Cependant, la réaction de Charli fut tout autre : elle a trouvé la version rapide "vraiment mauvaise" et a déclaré qu'elle ne pouvait pas chanter dessus. C'est alors, par pure plaisanterie, que l'idée de ralentir la piste est apparue. En utilisant Logic Pro, un ralentissement drastique de "minus neuf" a été appliqué, un réglage considéré comme "dangereux" car il est généralement trop extrême et peut faire "planter" le logiciel.
À la surprise générale, ce ralentissement radical a transformé la chanson. Charli a trouvé le résultat "plutôt cool", appréciant le son plus "planant", en particulier la partie avec la batterie. Elle a trouvé que cela rappelait le style du Velvet Underground et a aimé l'ambiance "sombre" et "triste" qui en émanait.
Cette nouvelle sonorité a inspiré les paroles de Charli. Elle avait initialement envisagé une chanson explicitement sur le shopping, mais sans angle précis. Le son de "Card Decline" l'a amenée à réfléchir à la façon dont les possessions matérielles, comme les vêtements, peuvent transformer une personne, débloquer de nouvelles facettes de la personnalité, mais aussi créer une performance et une superficialité. Ce thème a résonné avec leur expérience à la Fashion Week, où ils "s'habillaient bien" même pour aller au studio.
La chanson évolue ensuite vers une section plus "pleine d'espoir", une sorte de "rebondissement" que Charli apprécie particulièrement. C'est comme si "on enfilait la veste et on devenait qui on est censé être", un moment qu'elle trouve "très doux" et "émotionnel".
Le processus de production a impliqué un travail détaillé sur la version ralentie. Des harmonies vocales statiques ont été ajoutées en utilisant le mode "robot" d'AlterBoy, et la seconde moitié a été traitée avec BitSpeak pour un son encore plus compressé.
Plus tard, des problèmes techniques sont apparus avec le fichier Logic ralenti, nécessitant une exportation et une réimportation complètes. La seconde moitié de la chanson a été construite autour de deux accords simples, rappelant le style de "Venus in Furs". Un son de synthétiseur PPG, déjà présent dans la démo originale rapide, a été réintégré. Finn a généralement géré les parties de clavier les plus élaborées, tandis que l'autre musicien s'est concentré sur les sons plus "bruyants". Le synthé PPG, un ancien synthétiseur numérique, est connu pour sa difficulté à obtenir un son précis et son caractère "charismatique". Son son, qui "dérivait" en hauteur, a créé une progression d'accords étrange, enrichie par les harmonies vocales, donnant naissance à une nouvelle mélodie d'une "douce tristesse".

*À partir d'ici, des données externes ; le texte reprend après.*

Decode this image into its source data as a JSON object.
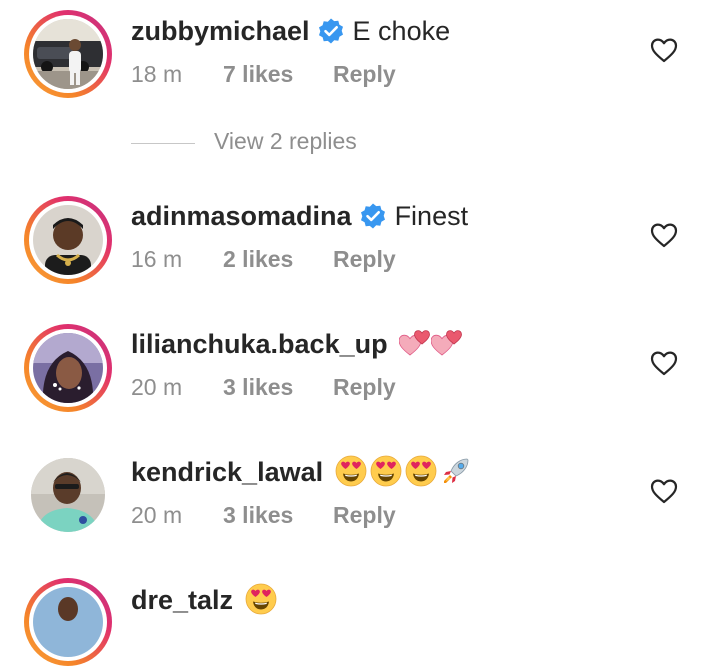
{
  "comments": [
    {
      "username": "zubbymichael",
      "verified": true,
      "text": "E choke",
      "time": "18 m",
      "likes": "7 likes",
      "reply_label": "Reply",
      "has_story_ring": true
    },
    {
      "username": "adinmasomadina",
      "verified": true,
      "text": "Finest",
      "time": "16 m",
      "likes": "2 likes",
      "reply_label": "Reply",
      "has_story_ring": true
    },
    {
      "username": "lilianchuka.back_up",
      "verified": false,
      "text": "",
      "emojis": [
        "two-hearts",
        "two-hearts"
      ],
      "time": "20 m",
      "likes": "3 likes",
      "reply_label": "Reply",
      "has_story_ring": true
    },
    {
      "username": "kendrick_lawal",
      "verified": false,
      "text": "",
      "emojis": [
        "heart-eyes",
        "heart-eyes",
        "heart-eyes",
        "rocket"
      ],
      "time": "20 m",
      "likes": "3 likes",
      "reply_label": "Reply",
      "has_story_ring": false
    },
    {
      "username": "dre_talz",
      "verified": false,
      "text": "",
      "emojis": [
        "heart-eyes"
      ],
      "has_story_ring": true
    }
  ],
  "view_replies": {
    "label": "View 2 replies"
  },
  "colors": {
    "text_primary": "#262626",
    "text_secondary": "#8e8e8e",
    "verified_blue": "#3897f0",
    "story_ring_start": "#f9a03a",
    "story_ring_end": "#c13584"
  }
}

Des parties de guitare supplémentaires ont été ajoutées, avec un son de fuzz "plasma", qui se résout de manière étrange à la fin. Le synthé PPG final passe par un filtre inhabituel, disparaissant dans une "morphose" plutôt qu'une simple extinction. Les batteries ont été réalisées avec une Vermona DRM, un instrument simple mais avec un son "lourd et craquant".
La chanson est divisée en deux parties distinctes. Une section "jolting" a été ajoutée, provenant d'une démo plus longue qui était initialement envisagée comme une face B. Cette partie, plus rapide et "joyeuse", offre un contraste avec la lourdeur et le ralenti de la première moitié. Elle a été réalisée avec des réglages de pédales très simples, comme une Boss Super Drive et une Rat, donnant un son "brut et immédiat", évoquant le post-punk des années 70. Les sons de basse sont également simples, filtrés et minces, contribuant à la palette sonore générale de l'album.